Troisième intérêt : présenter le système américain de sécurité sociale, antérieur de dix ans au système français. Alors que, dans l’imaginaire collectif français, les États-Unis sont vus comme un pays sans protection où les pauvres et les malades sont laissés à eux-mêmes, Julien Damon, revenant sur l’histoire, démontre qu’il n’en est pas ainsi. Aux États-Unis, la sécu existe depuis 1935 et Franklin Roosevelt et elle demeure, comme en France, une fierté nationale. Mais avec des particularités, dont la première est de s’occuper davantage de retraite que de santé.
Un ouvrage bref, facile à lire, avec ce qu’il faut de chiffres, de données et de doctrine pour être compréhensible et digeste. Un ouvrage indispensable pour comprendre ce qu’est la Sécurité sociale et comment elle fonctionne. 80 ans après sa naissance, il serait temps que les Français apprennent à mieux la connaître.
Olivier Marchon (dir.), Frontières bizarres de la France, Autrement, 2025, 25 €
Une revue de géopolitique aime forcément les cartes, puisqu’elles sont à la fois le fruit de notre travail et notre support intellectuel. Un nouvel atlas est toujours le bienvenu, notamment dans la collection Autrement qui propose depuis plusieurs années des atlas de grande qualité.
Ce numéro prend quelques pas de côté en proposant un atlas de la France particulier. Évocation de frontières bizarres, de résidus historiques, de villes mal découpées. L’un des grands intérêts de cet atlas est de montrer la France dans toute sa diversité : pas seulement l’Hexagone, mais aussi les outre-mer, qui sont fondamentaux pour la puissance française. Pour tous ceux qui pensent que les Français sont fâchés avec la géographie, il faut se plonger dans ce livre qui est une façon incongrue et originale de redécouvrir l’histoire et la géographie.

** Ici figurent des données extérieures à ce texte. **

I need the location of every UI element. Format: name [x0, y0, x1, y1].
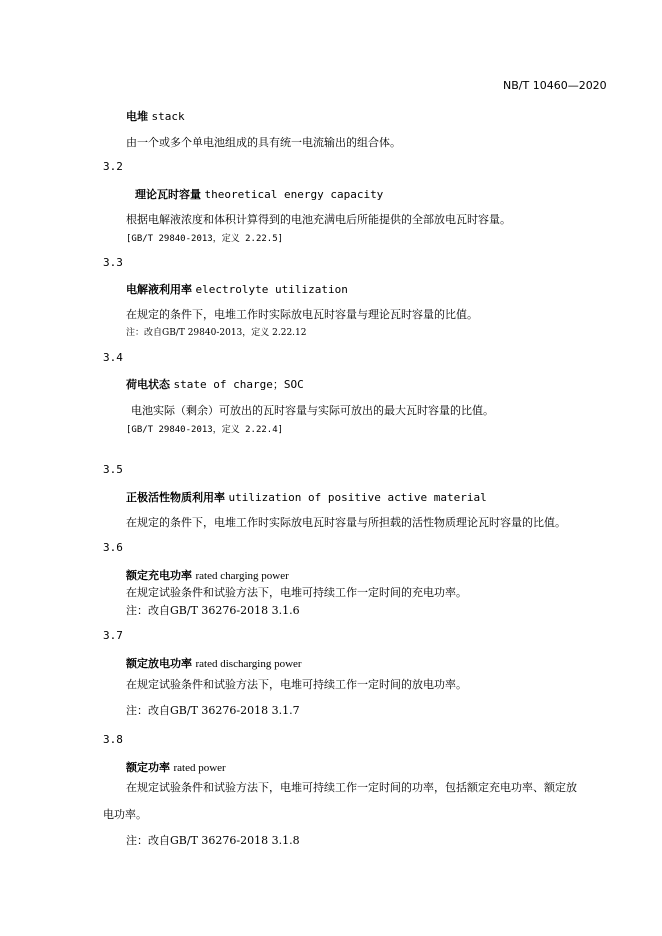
term-chinese: 荷电状态 [126, 378, 170, 391]
term-definition: 在规定试验条件和试验方法下，电堆可持续工作一定时间的充电功率。 [126, 586, 467, 599]
term-heading [126, 567, 289, 583]
source-reference: [GB/T 29840-2013，定义 2.22.5] [126, 234, 284, 244]
source-reference: [GB/T 29840-2013，定义 2.22.4] [126, 425, 284, 435]
term-english: state of charge；SOC [173, 378, 304, 391]
term-definition-line: 电功率。 [103, 808, 147, 821]
term-english: rated charging power [195, 570, 289, 582]
term-chinese: 额定功率 [126, 761, 170, 774]
term-note: 注：改自GB/T 36276-2018 3.1.7 [126, 704, 300, 717]
term-chinese: 额定充电功率 [126, 569, 192, 582]
term-english: electrolyte utilization [195, 283, 348, 296]
term-heading [135, 186, 383, 202]
term-chinese: 正极活性物质利用率 [126, 491, 225, 504]
term-english: utilization of positive active material [228, 491, 487, 504]
clause-number: 3.6 [103, 541, 123, 554]
standard-code-header: NB/T 10460—2020 [503, 79, 607, 92]
clause-number: 3.2 [103, 160, 123, 173]
term-note: 注：改自GB/T 36276-2018 3.1.6 [126, 604, 300, 617]
clause-number: 3.5 [103, 463, 123, 476]
term-chinese: 电堆 [126, 110, 148, 123]
clause-number: 3.3 [103, 256, 123, 269]
term-english: theoretical energy capacity [204, 188, 384, 201]
term-heading [126, 759, 226, 775]
term-definition: 电池实际（剩余）可放出的瓦时容量与实际可放出的最大瓦时容量的比值。 [131, 404, 494, 417]
term-note: 注：改自GB/T 29840-2013，定义 2.22.12 [126, 328, 307, 338]
term-note: 注：改自GB/T 36276-2018 3.1.8 [126, 834, 300, 847]
term-english: stack [151, 110, 185, 123]
term-heading [126, 108, 185, 124]
term-english: rated power [173, 762, 226, 774]
term-heading [126, 376, 304, 392]
term-definition: 根据电解液浓度和体积计算得到的电池充满电后所能提供的全部放电瓦时容量。 [126, 213, 511, 226]
term-chinese: 额定放电功率 [126, 657, 192, 670]
term-english: rated discharging power [195, 658, 302, 670]
clause-number: 3.8 [103, 733, 123, 746]
term-chinese: 电解液利用率 [126, 283, 192, 296]
term-heading [126, 489, 487, 505]
term-definition: 在规定的条件下，电堆工作时实际放电瓦时容量与理论瓦时容量的比值。 [126, 308, 478, 321]
term-definition: 在规定试验条件和试验方法下，电堆可持续工作一定时间的放电功率。 [126, 678, 467, 691]
term-definition: 在规定的条件下，电堆工作时实际放电瓦时容量与所担载的活性物质理论瓦时容量的比值。 [126, 516, 566, 529]
term-definition-line: 在规定试验条件和试验方法下，电堆可持续工作一定时间的功率，包括额定充电功率、额定放 [126, 781, 577, 794]
clause-number: 3.7 [103, 629, 123, 642]
clause-number: 3.4 [103, 351, 123, 364]
term-heading [126, 281, 348, 297]
term-definition: 由一个或多个单电池组成的具有统一电流输出的组合体。 [126, 136, 401, 149]
term-chinese: 理论瓦时容量 [135, 188, 201, 201]
term-heading [126, 655, 302, 671]
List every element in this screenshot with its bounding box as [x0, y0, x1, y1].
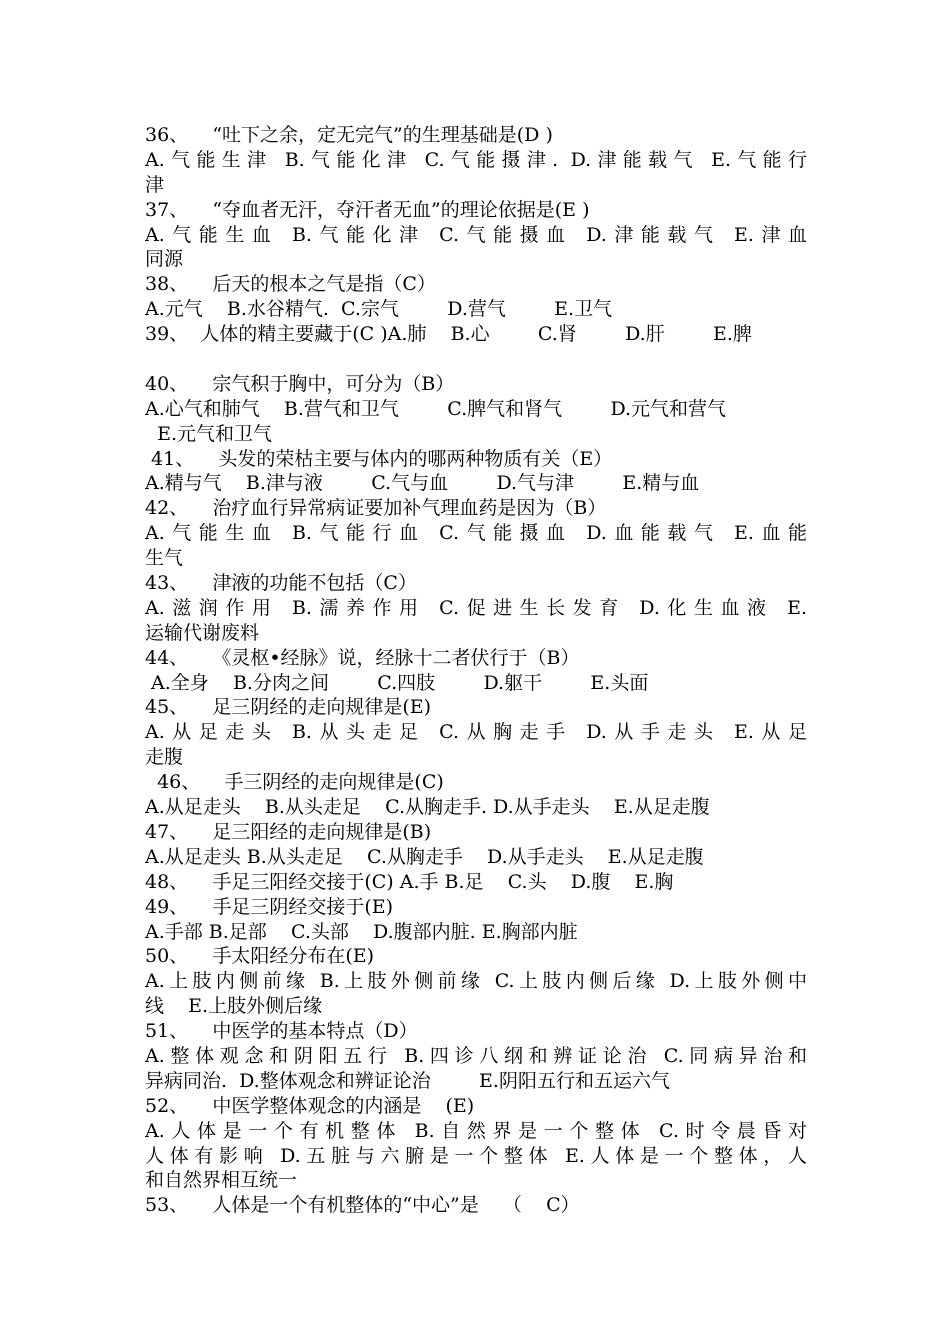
text-line: A.气能生津 B.气能化津 C.气能摄津. D.津能载气 E.气能行	[145, 148, 807, 171]
text-line: A.从足走头 B.从头走足 C.从胸走手 D.从手走头 E.从足走腹	[145, 845, 704, 868]
text-line: A.心气和肺气 B.营气和卫气 C.脾气和肾气 D.元气和营气	[145, 397, 727, 420]
text-line: E.元气和卫气	[145, 422, 272, 445]
text-line: 46、 手三阴经的走向规律是(C)	[145, 771, 444, 794]
text-line: A.气能生血 B.气能行血 C.气能摄血 D.血能载气 E.血能	[145, 522, 807, 545]
text-line: A.手部 B.足部 C.头部 D.腹部内脏. E.胸部内脏	[145, 920, 578, 943]
text-line: 47、 足三阳经的走向规律是(B)	[145, 820, 432, 843]
text-line: 和自然界相互统一	[145, 1169, 298, 1192]
blank-line	[145, 347, 807, 372]
text-line: 50、 手太阳经分布在(E)	[145, 945, 375, 968]
text-line: A.人体是一个有机整体 B.自然界是一个整体 C.时令晨昏对	[145, 1119, 807, 1142]
text-line: 津	[145, 173, 165, 196]
text-line: 生气	[145, 547, 184, 570]
text-line: A.气能生血 B.气能化津 C.气能摄血 D.津能载气 E.津血	[145, 223, 807, 246]
text-line: 40、 宗气积于胸中，可分为（B）	[145, 372, 455, 395]
text-line: 同源	[145, 248, 184, 271]
text-line: 42、 治疗血行异常病证要加补气理血药是因为（B）	[145, 497, 607, 520]
text-line: 39、 人体的精主要藏于(C )A.肺 B.心 C.肾 D.肝 E.脾	[145, 323, 752, 346]
text-line: A.从足走头 B.从头走足 C.从胸走手 D.从手走头 E.从足	[145, 721, 807, 744]
question-text-block	[145, 123, 807, 1218]
text-line: 线 E.上肢外侧后缘	[145, 995, 323, 1018]
text-line: A.整体观念和阴阳五行 B.四诊八纲和辨证论治 C.同病异治和	[145, 1044, 807, 1067]
text-line: 48、 手足三阳经交接于(C) A.手 B.足 C.头 D.腹 E.胸	[145, 870, 674, 893]
text-line: 44、 《灵枢•经脉》说，经脉十二者伏行于（B）	[145, 646, 580, 669]
text-line: A.从足走头 B.从头走足 C.从胸走手. D.从手走头 E.从足走腹	[145, 796, 710, 819]
text-line: A.上肢内侧前缘 B.上肢外侧前缘 C.上肢内侧后缘 D.上肢外侧中	[145, 970, 807, 993]
text-line: 异病同治. D.整体观念和辨证论治 E.阴阳五行和五运六气	[145, 1069, 670, 1092]
text-line: 45、 足三阴经的走向规律是(E)	[145, 696, 432, 719]
text-line: A.元气 B.水谷精气. C.宗气 D.营气 E.卫气	[145, 298, 613, 321]
text-line: 走腹	[145, 746, 184, 769]
text-line: A.滋润作用 B.濡养作用 C.促进生长发育 D.化生血液 E.	[145, 596, 807, 619]
text-line: 51、 中医学的基本特点（D）	[145, 1020, 418, 1043]
text-line: 41、 头发的荣枯主要与体内的哪两种物质有关（E）	[145, 447, 613, 470]
text-line: 38、 后天的根本之气是指（C）	[145, 273, 436, 296]
text-line: A.全身 B.分肉之间 C.四肢 D.躯干 E.头面	[145, 671, 649, 694]
text-line: 37、 “夺血者无汗，夺汗者无血”的理论依据是(E )	[145, 198, 590, 221]
text-line: 49、 手足三阴经交接于(E)	[145, 895, 394, 918]
text-line: 36、 “吐下之余，定无完气”的生理基础是(D )	[145, 124, 553, 146]
text-line: A.精与气 B.津与液 C.气与血 D.气与津 E.精与血	[145, 472, 700, 495]
text-line: 53、 人体是一个有机整体的“中心”是 （ C）	[145, 1194, 580, 1217]
text-line: 43、 津液的功能不包括（C）	[145, 572, 417, 595]
text-line: 人体有影响 D.五脏与六腑是一个整体 E.人体是一个整体，人	[145, 1144, 807, 1167]
text-line: 运输代谢废料	[145, 621, 260, 644]
text-line: 52、 中医学整体观念的内涵是 (E)	[145, 1094, 475, 1117]
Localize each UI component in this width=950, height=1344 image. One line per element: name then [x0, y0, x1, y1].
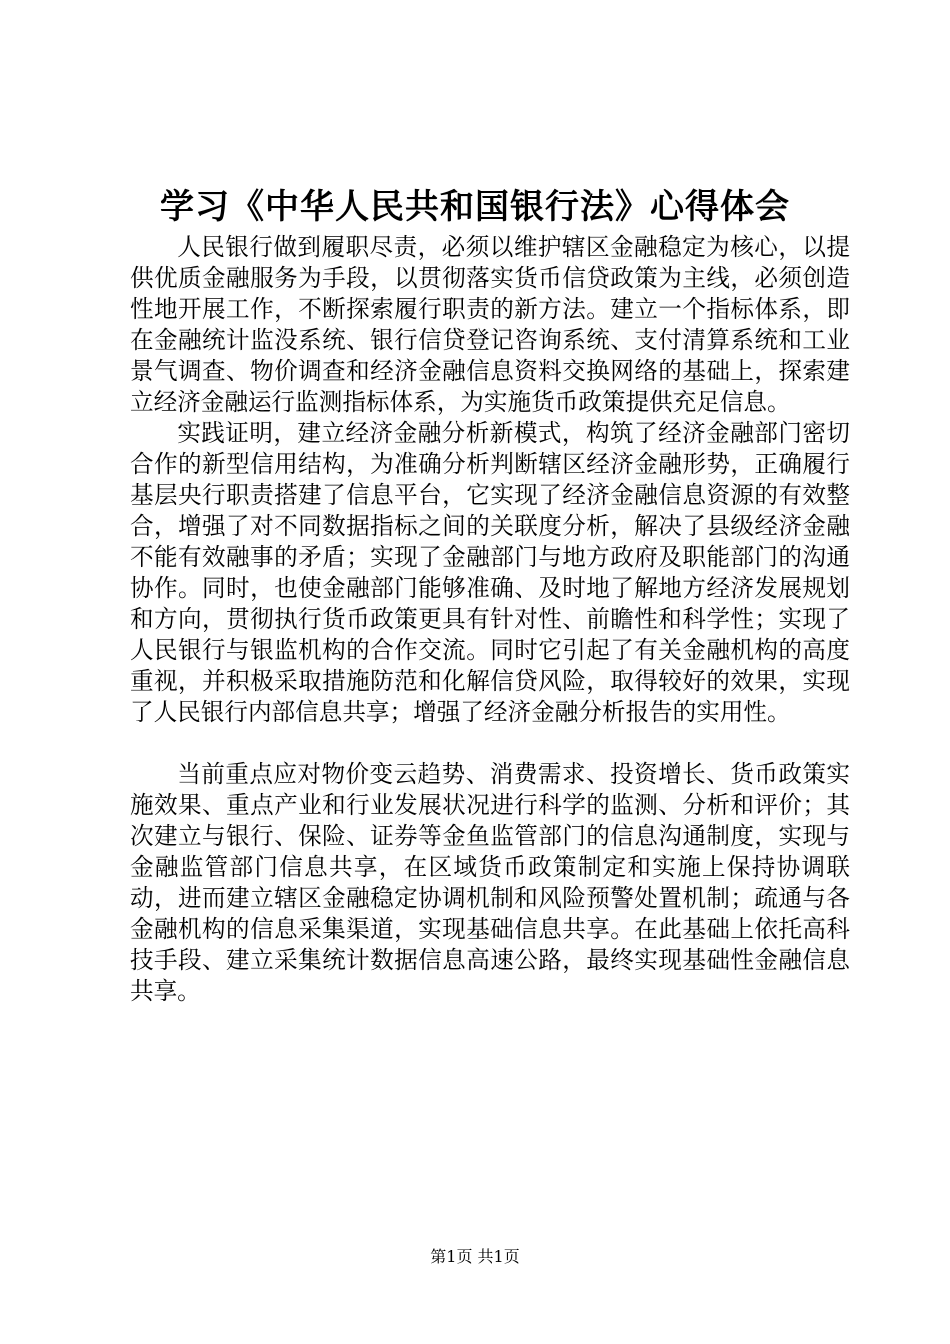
paragraph-3: 当前重点应对物价变云趋势、消费需求、投资增长、货币政策实施效果、重点产业和行业发展状况进行科学的监测、分析和评价；其次建立与银行、保险、证券等金鱼监管部门的信息沟通制度，实现与金融监管部门信息共享，在区域货币政策制定和实施上保持协调联动，进而建立辖区金融稳定协调机制和风险预警处置机制；疏通与各金融机构的信息采集渠道，实现基础信息共享。在此基础上依托高科技手段、建立采集统计数据信息高速公路，最终实现基础性金融信息共享。 [130, 760, 850, 1005]
paragraph-2: 实践证明，建立经济金融分析新模式，构筑了经济金融部门密切合作的新型信用结构，为准确分析判断辖区经济金融形势，正确履行基层央行职责搭建了信息平台，它实现了经济金融信息资源的有效整合，增强了对不同数据指标之间的关联度分析，解决了县级经济金融不能有效融事的矛盾；实现了金融部门与地方政府及职能部门的沟通协作。同时，也使金融部门能够准确、及时地了解地方经济发展规划和方向，贯彻执行货币政策更具有针对性、前瞻性和科学性；实现了人民银行与银监机构的合作交流。同时它引起了有关金融机构的高度重视，并积极采取措施防范和化解信贷风险，取得较好的效果，实现了人民银行内部信息共享；增强了经济金融分析报告的实用性。 [130, 419, 850, 726]
document-body [130, 232, 850, 1007]
paragraph-1: 人民银行做到履职尽责，必须以维护辖区金融稳定为核心，以提供优质金融服务为手段，以贯彻落实货币信贷政策为主线，必须创造性地开展工作，不断探索履行职责的新方法。建立一个指标体系，即在金融统计监没系统、银行信贷登记咨询系统、支付清算系统和工业景气调查、物价调查和经济金融信息资料交换网络的基础上，探索建立经济金融运行监测指标体系，为实施货币政策提供充足信息。 [130, 233, 850, 416]
document-title: 学习《中华人民共和国银行法》心得体会 [160, 187, 790, 227]
page-number-footer: 第1页 共1页 [430, 1247, 520, 1266]
paragraph-spacer [130, 728, 850, 759]
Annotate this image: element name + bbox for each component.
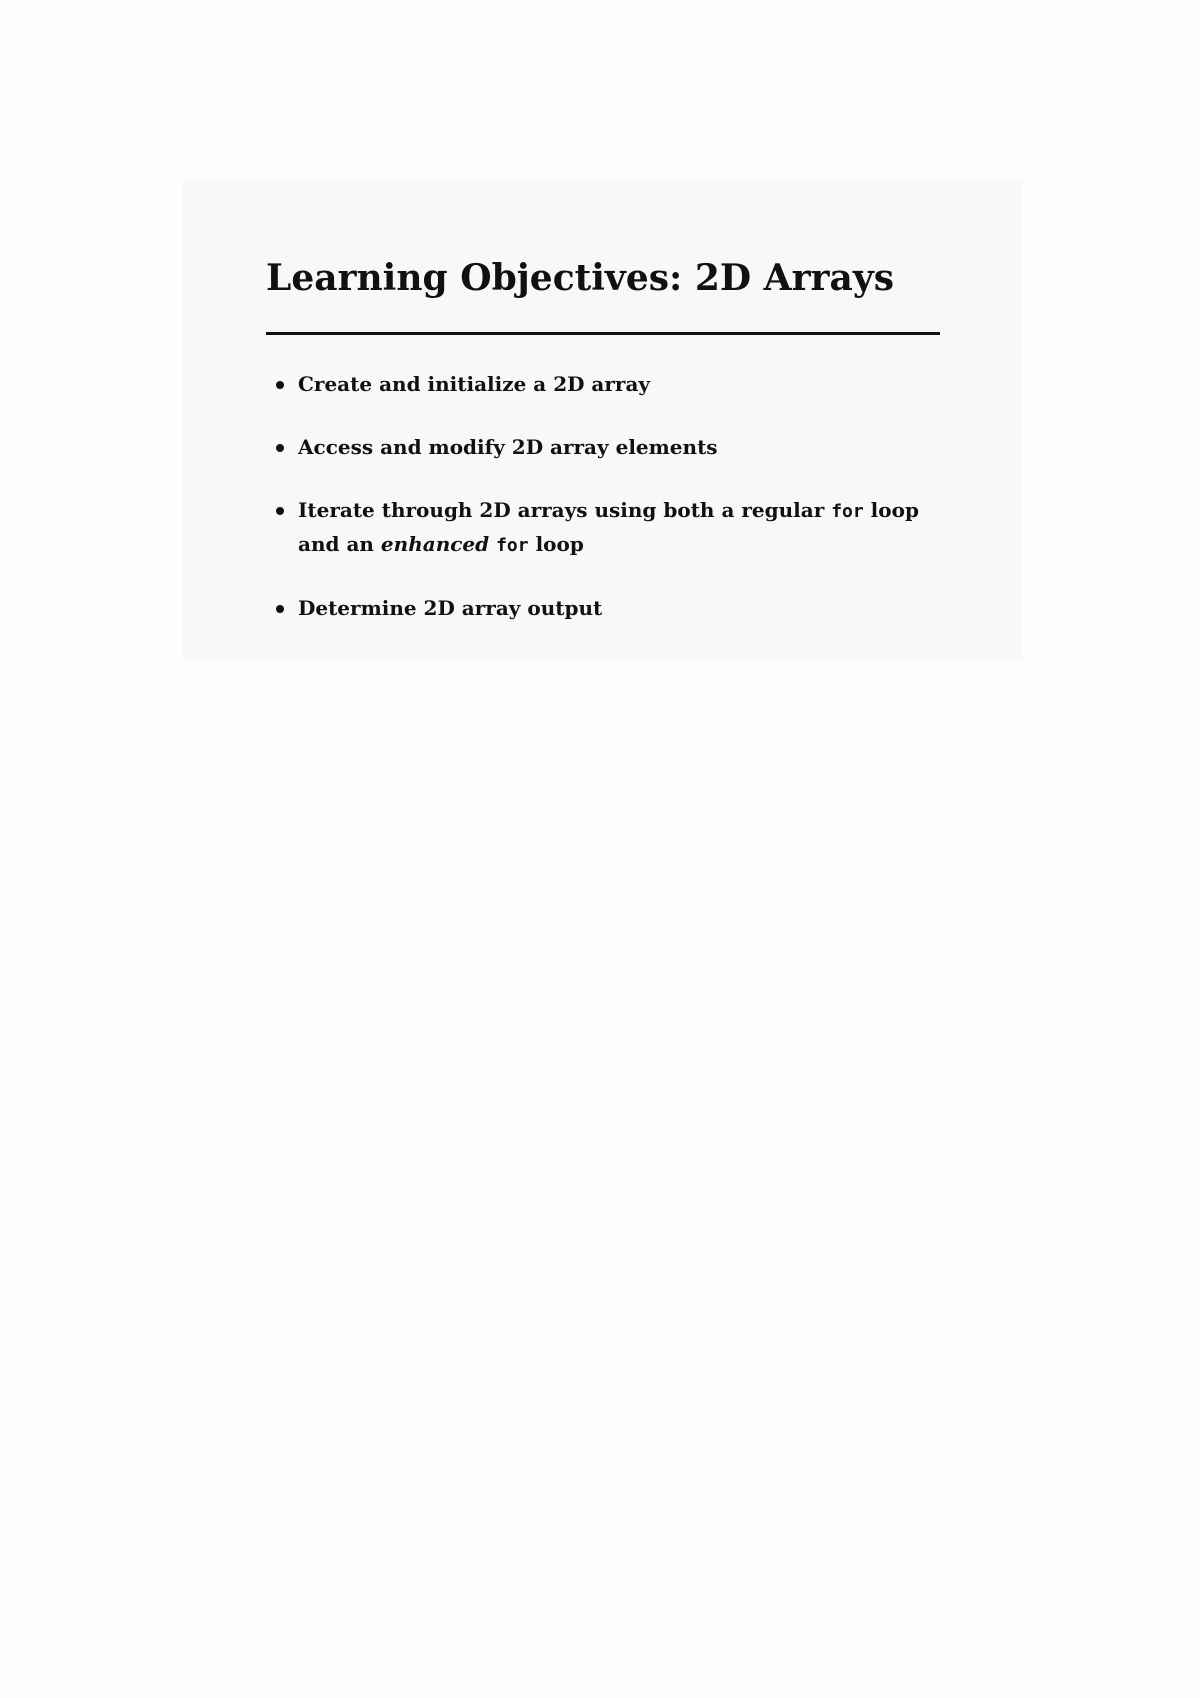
title-divider xyxy=(266,332,940,335)
objective-iterate xyxy=(266,494,940,562)
objective-text-part: loop and an xyxy=(298,498,919,556)
bullet-icon xyxy=(276,381,284,389)
objective-text: Create and initialize a 2D array xyxy=(298,372,651,396)
bullet-icon xyxy=(276,507,284,515)
bullet-icon xyxy=(276,444,284,452)
objectives-list xyxy=(266,368,940,625)
for-keyword: for xyxy=(831,501,864,522)
enhanced-emphasis: enhanced xyxy=(380,532,490,556)
objective-text-part: Iterate through 2D arrays using both a regular xyxy=(298,498,832,522)
objective-text: Access and modify 2D array elements xyxy=(298,435,718,459)
page-title: Learning Objectives: 2D Arrays xyxy=(266,257,895,299)
objective-determine-output xyxy=(266,592,940,625)
bullet-icon xyxy=(276,605,284,613)
for-keyword: for xyxy=(496,535,529,556)
objective-access-modify xyxy=(266,431,940,464)
objective-create-initialize xyxy=(266,368,940,401)
objective-text-part: loop xyxy=(528,532,584,556)
objective-text: Determine 2D array output xyxy=(298,596,603,620)
objectives-card xyxy=(182,180,1022,660)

Publication des auteurs de Conflits
Tigrane Yegavian, Escales arméniennes, Erick Bonnier, 2025, 25 €
Les Arméniens sont un peuple monde qui, conséquence du fait diasporique, sont présents sur tous les continents. Ce faisant, parler de l’Arménie ne consiste pas à évoquer uniquement l’État arménien, délimité par des frontières caucasiennes, mais les liens et les relations que ces personnes entretiennent entre elles et la façon dont elles font perdurer leurs traditions et leurs cultures à travers le monde. Avec cette question existentielle : comment s’intégrer sans se fondre ?
Il ne s’agit pas d’un énième livre larmoyant sur la cause arménienne, mais d’une présentation dynamique, complexe et plurielle de ce qu’est l’Arménie et de ce que sont les Arméniens, au-delà de la seule Arménie géographique.
Tigrane Yegavian a donc sélectionné des articles parus dans France – Arménie pour présenter cette Arménie multiple, en escales, de Chypre à Alep, de l’Amérique latine à l’Europe. Des escales géographiques et temporelles pour voyager dans l’Orient arménien qui peut se retrouver très loin de ses bases. Mais toujours avec la conscience claire de ce que signifie être Arménien.